According to the 2016 Satellite Industry Report, satellite services revenues increased by 4% globally from 2014 to 2015 to reach $127.4 billion. Satellite manufacturing revenues also grew by 4% globally, reaching $16.6 billion. The total number of commercial GEO satellite orders was 17. Eleven of these orders were won by U.S. manufacturers, for a domestic market share of 65 percent as opposed to 57 percent in 2014.

Setbacks in Shifting to the Private Sector

The number of commercial satellite launches conducted globally has decreased from 73 in 2014 to 65. This seems contradictory with the expansion seen in the satellite industry in the last few years, largely due to the commercial space industry. The possible reason behind this rough patch is the explosion of SpaceX’s Falcon 9 rocket which was meant to deliver supplies to the International Space Station (ISS). This was the third private spacecraft in a year to meet with disaster.

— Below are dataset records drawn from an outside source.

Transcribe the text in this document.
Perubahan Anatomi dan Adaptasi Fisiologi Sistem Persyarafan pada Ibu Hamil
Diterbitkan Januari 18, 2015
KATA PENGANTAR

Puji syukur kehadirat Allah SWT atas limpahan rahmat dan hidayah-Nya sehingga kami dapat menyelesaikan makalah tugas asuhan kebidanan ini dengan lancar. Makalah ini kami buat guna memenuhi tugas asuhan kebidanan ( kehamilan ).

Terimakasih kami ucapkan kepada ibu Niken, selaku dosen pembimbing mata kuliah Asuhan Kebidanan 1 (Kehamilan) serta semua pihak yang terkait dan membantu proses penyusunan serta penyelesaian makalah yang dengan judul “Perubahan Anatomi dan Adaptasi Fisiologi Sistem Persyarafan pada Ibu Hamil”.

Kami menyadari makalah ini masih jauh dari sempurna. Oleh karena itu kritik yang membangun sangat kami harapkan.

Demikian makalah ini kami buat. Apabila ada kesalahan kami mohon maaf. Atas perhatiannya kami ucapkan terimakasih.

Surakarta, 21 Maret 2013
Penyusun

Big Players in the Private Sector

SpaceX has had their fair share of setbacks, yet their founder, Elon Musk, former PayPal CEO and founder of Tesla, presses on. Musk founded SpaceX in 2002, and within only eight years, they were the first private company to put a spacecraft into orbit and land it back on Earth. Musk bigger plans in mind that include developing reusable rockets and capsules, providing satellite Internet to the world, and finding a new home for humans on Mars.

A Lockheed Martin and Boeing partnership, called United Launch Alliance, conducts most U.S. military launches. Boeing is also the second company after SpaceX that NASA contracted to develop space taxis to ferry American astronauts to the ISS. Orbital ATK is the other private firm aside from SpaceX that resupplies the ISS. Blue Origin, created by Amazon’s Jeff Bezos, and Virgin Galactic, owned by British airline magnate Sir Richard Branson, are also involved in the commercial endeavor. They are mostly focused on creating affordable space tourism. Two companies, SpaceX in collaboration with Google, and OneWeb, a startup with investors like Virgin Galactic, Airbus, Intelsat, and Coca-Cola, are in a race to offer satellite broadband Internet to every corner of the world.

Satellite technology is the biggest driver of the shift into the private sector. It is the biggest single revenue engine of the private space economy. Innovative developments such as low-cost nanosatellites are spurring the race for worldwide Internet. Like the expansion into any new frontier, the race is no longer between countries but between companies to dominate.